CITY EMPLOYEES ARE FAT and out of shape. At least that is the pessimistic view of a new "wellness" initiative brought before council last week by City Commissioner Amanda Fritz. According to a study done by Cathy Bless, the city's benefits and wellness manager, 72 percent of city employees are overweight and 23 percent have high blood pressure.

To start changing things, Fritz has challenged all her colleagues on council to set personal wellness goals and to "choose a community activity with a wellness component," by May 1. Then they can invite their bureau employees to come along. It's all about "modeling good behavior," she says.

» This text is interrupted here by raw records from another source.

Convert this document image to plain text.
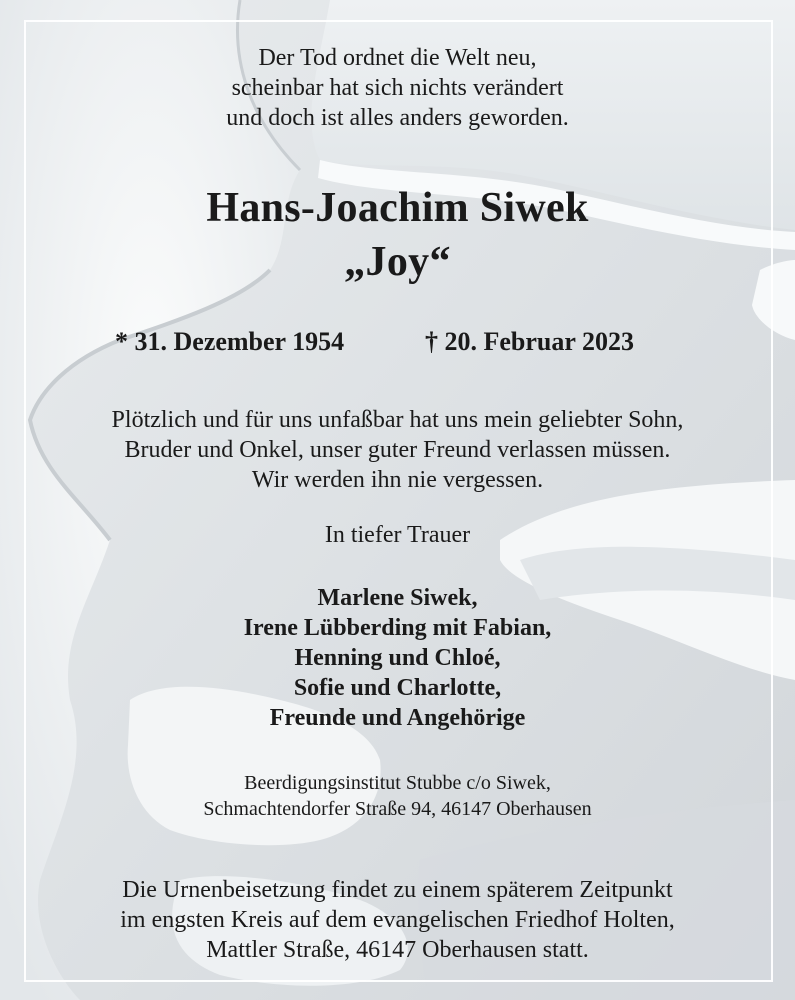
Der Tod ordnet die Welt neu,
scheinbar hat sich nichts verändert
und doch ist alles anders geworden.
Hans-Joachim Siwek
„Joy“
* 31. Dezember 1954	† 20. Februar 2023
Plötzlich und für uns unfaßbar hat uns mein geliebter Sohn,
Bruder und Onkel, unser guter Freund verlassen müssen.
Wir werden ihn nie vergessen.
In tiefer Trauer
Marlene Siwek,
Irene Lübberding mit Fabian,
Henning und Chloé,
Sofie und Charlotte,
Freunde und Angehörige
Beerdigungsinstitut Stubbe c/o Siwek,
Schmachtendorfer Straße 94, 46147 Oberhausen
Die Urnenbeisetzung findet zu einem späterem Zeitpunkt
im engsten Kreis auf dem evangelischen Friedhof Holten,
Mattler Straße, 46147 Oberhausen statt.
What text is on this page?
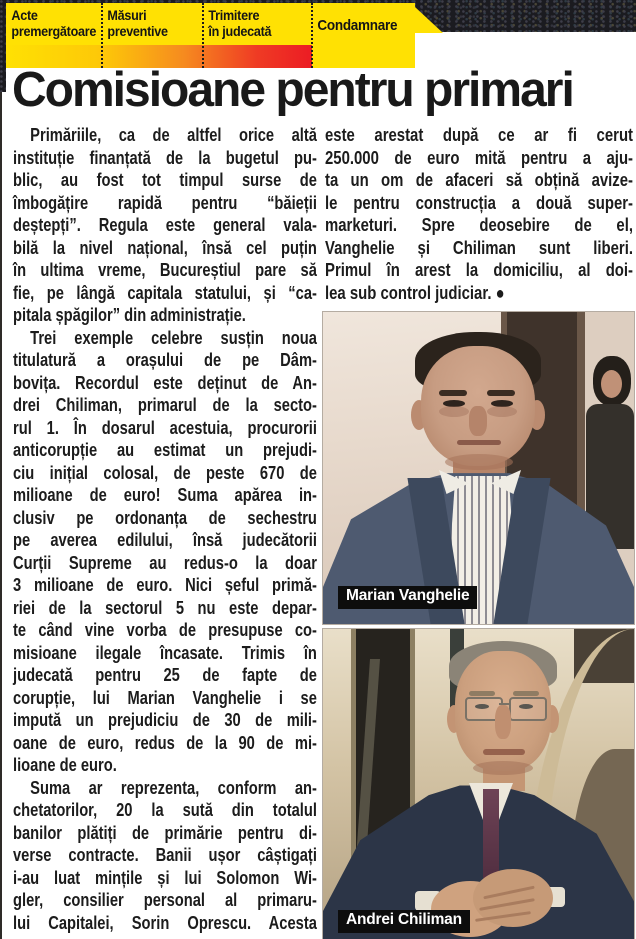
Acte
premergătoare
Măsuri
preventive
Trimitere
în judecată	Condamnare
Comisioane pentru primari
Primăriile, ca de altfel orice altă
instituție finanțată de la bugetul pu-
blic, au fost tot timpul surse de
îmbogățire rapidă pentru “băieții
deștepți”. Regula este general vala-
bilă la nivel național, însă cel puțin
în ultima vreme, Bucureștiul pare să
fie, pe lângă capitala statului, și “ca-
pitala șpăgilor” din administrație.
Trei exemple celebre susțin noua
titulatură a orașului de pe Dâm-
bovița. Recordul este deținut de An-
drei Chiliman, primarul de la secto-
rul 1. În dosarul acestuia, procurorii
anticorupție au estimat un prejudi-
ciu inițial colosal, de peste 670 de
milioane de euro! Suma apărea in-
clusiv pe ordonanța de sechestru
pe averea edilului, însă judecătorii
Curții Supreme au redus-o la doar
3 milioane de euro. Nici șeful primă-
riei de la sectorul 5 nu este depar-
te când vine vorba de presupuse co-
misioane ilegale încasate. Trimis în
judecată pentru 25 de fapte de
corupție, lui Marian Vanghelie i se
impută un prejudiciu de 30 de mili-
oane de euro, redus de la 90 de mi-
lioane de euro.
Suma ar reprezenta, conform an-
chetatorilor, 20 la sută din totalul
banilor plătiți de primărie pentru di-
verse contracte. Banii ușor câștigați
i-au luat mințile și lui Solomon Wi-
gler, consilier personal al primaru-
lui Capitalei, Sorin Oprescu. Acesta
este arestat după ce ar fi cerut
250.000 de euro mită pentru a aju-
ta un om de afaceri să obțină avize-
le pentru construcția a două super-
marketuri. Spre deosebire de el,
Vanghelie și Chiliman sunt liberi.
Primul în arest la domiciliu, al doi-
lea sub control judiciar. ●
Marian Vanghelie
Andrei Chiliman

Fritz has set her own goals: reminding staff to take breaks, and not eating empty-calorie rice with her bento. She also wants to take a daily break to climb the stairs at a garage on 1st and Jefferson, 135 steps to the ninth floor.

Mayor Sam Adams, whose quadruple lattes can hardly be helping his blood pressure or stress levels, seemed stricken in last week's council session when he was told it's bad practice to schedule meetings over lunch.

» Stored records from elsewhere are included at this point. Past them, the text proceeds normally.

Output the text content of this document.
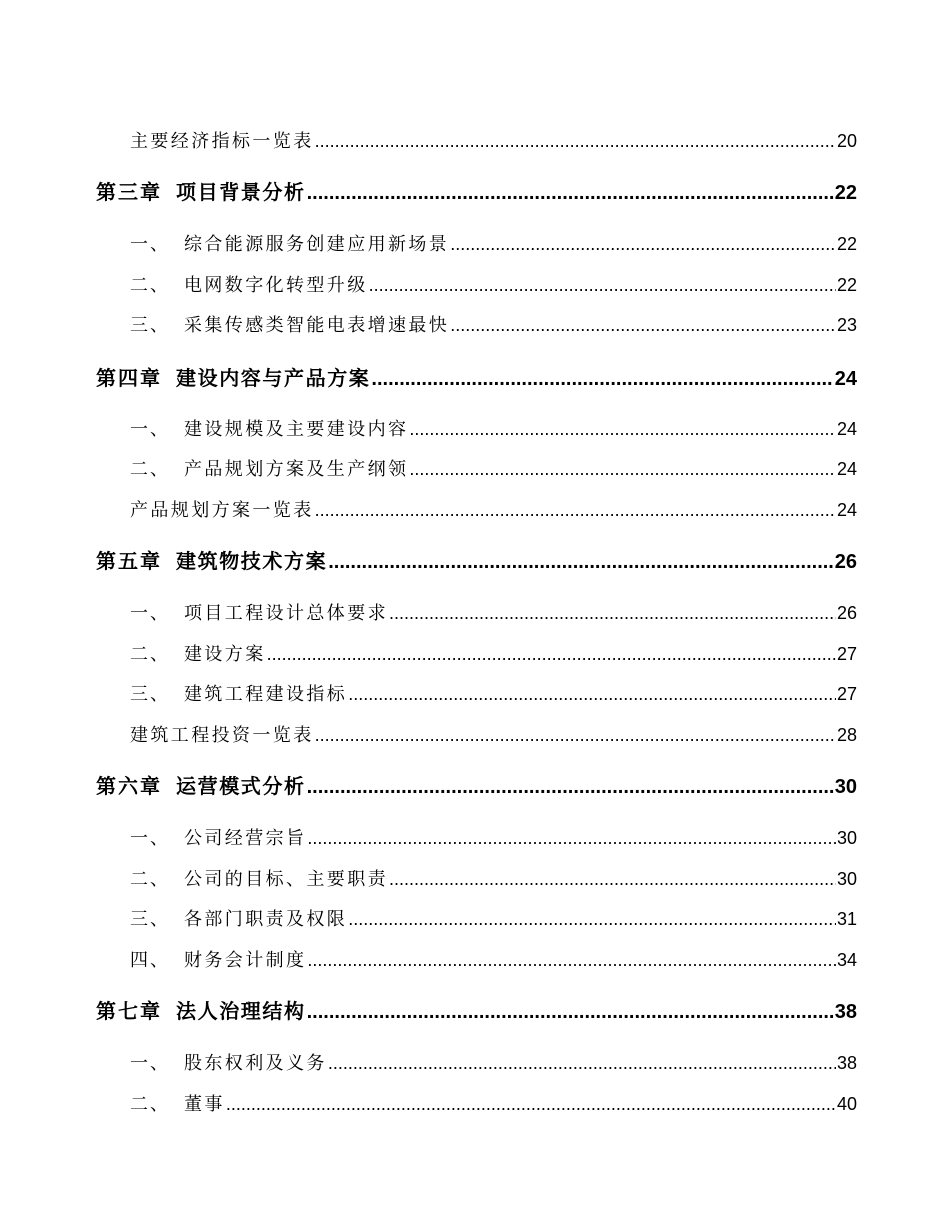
主要经济指标一览表 .....	20
第三章 项目背景分析 .....	22
一、 综合能源服务创建应用新场景 .....	22
二、 电网数字化转型升级 .....	22
三、 采集传感类智能电表增速最快 .....	23
第四章 建设内容与产品方案 .....	24
一、 建设规模及主要建设内容 .....	24
二、 产品规划方案及生产纲领 .....	24
产品规划方案一览表 .....	24
第五章 建筑物技术方案 .....	26
一、 项目工程设计总体要求 .....	26
二、 建设方案 .....	27
三、 建筑工程建设指标 .....	27
建筑工程投资一览表 .....	28
第六章 运营模式分析 .....	30
一、 公司经营宗旨 .....	30
二、 公司的目标、主要职责 .....	30
三、 各部门职责及权限 .....	31
四、 财务会计制度 .....	34
第七章 法人治理结构 .....	38
一、 股东权利及义务 .....	38
二、 董事 .....	40
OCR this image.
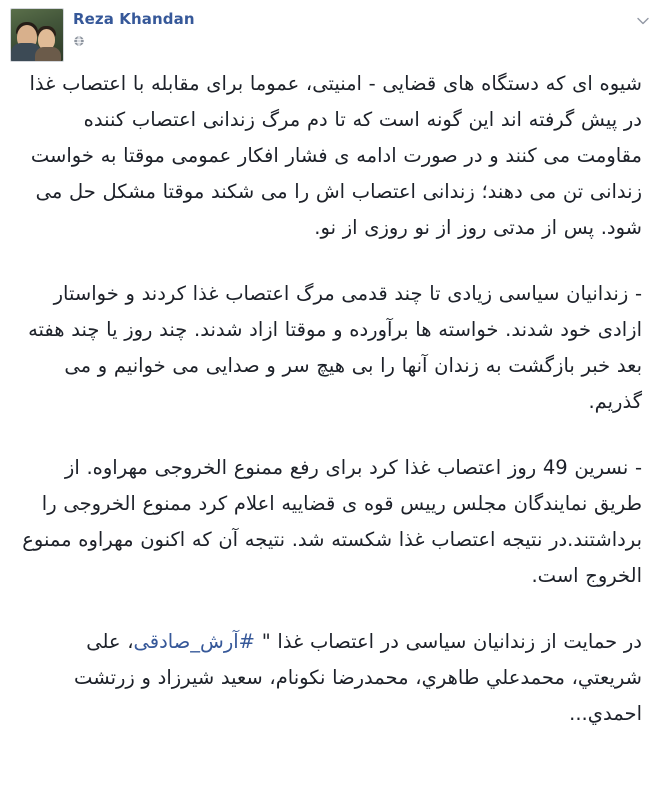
Reza Khandan

شیوه ای که دستگاه های قضایی - امنیتی، عموما برای مقابله با اعتصاب غذا در پیش گرفته اند این گونه است که تا دم مرگ زندانی اعتصاب کننده مقاومت می کنند و در صورت ادامه ی فشار افکار عمومی موقتا به خواست زندانی تن می دهند؛ زندانی اعتصاب اش را می شکند موقتا مشکل حل می شود. پس از مدتی روز از نو روزی از نو.

- زندانیان سیاسی زیادی تا چند قدمی مرگ اعتصاب غذا کردند و خواستار ازادی خود شدند. خواسته ها برآورده و موقتا ازاد شدند. چند روز یا چند هفته بعد خبر بازگشت به زندان آنها را بی هیچ سر و صدایی می خوانیم و می گذریم.

- نسرین 49 روز اعتصاب غذا کرد برای رفع ممنوع الخروجی مهراوه. از طریق نمایندگان مجلس رییس قوه ی قضاییه اعلام کرد ممنوع الخروجی را برداشتند.در نتیجه اعتصاب غذا شکسته شد. نتیجه آن که اکنون مهراوه ممنوع الخروج است.

در حمایت از زندانیان سیاسی در اعتصاب غذا " #آرش_صادقی، علی شریعتي، محمدعلي طاهري، محمدرضا نکونام، سعید شیرزاد و زرتشت احمدي...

"That would not be modeling the right behaviors," said Bless.

Adams often shows up to meetings with a Quiznos sandwich in hand, picked up by his executive assistant, Cevero Gonzalez.

"There's ham, turkey, mayo, honey mustard, and tomato," says Gonzalez, when I ask him what Adams likes in his sandwich. Ditch the mayo, mayor. But it's good to hear you'll be doing the Bridge Pedal, and that your staff is doing the Hood to Coast run this year.

Commissioner Randy Leonard wants to keep his weight and blood pressure down, and continue the running and weight training routine he started last year.

"Getting there is one thing, staying there is quite another," he says—adding that he's yet to decide on a community activity for his employees.

Commish Nick Fish is going to do the Run Like Hell! in October, in aid of homeless nonprofit p:ear, although he has yet to decide between the 5K, 10K, or half marathon.

Commissioner Dan Saltzman is probably going to sit on his ass and do nothing for a change. At least, his staff didn't get back to me about his goals. Then again, he's got quite a lot on his mind these days with the police bureau and council candidate Jesse Cornett breathing down his neck. After all, running a campaign is a lot more stressful than running stairs.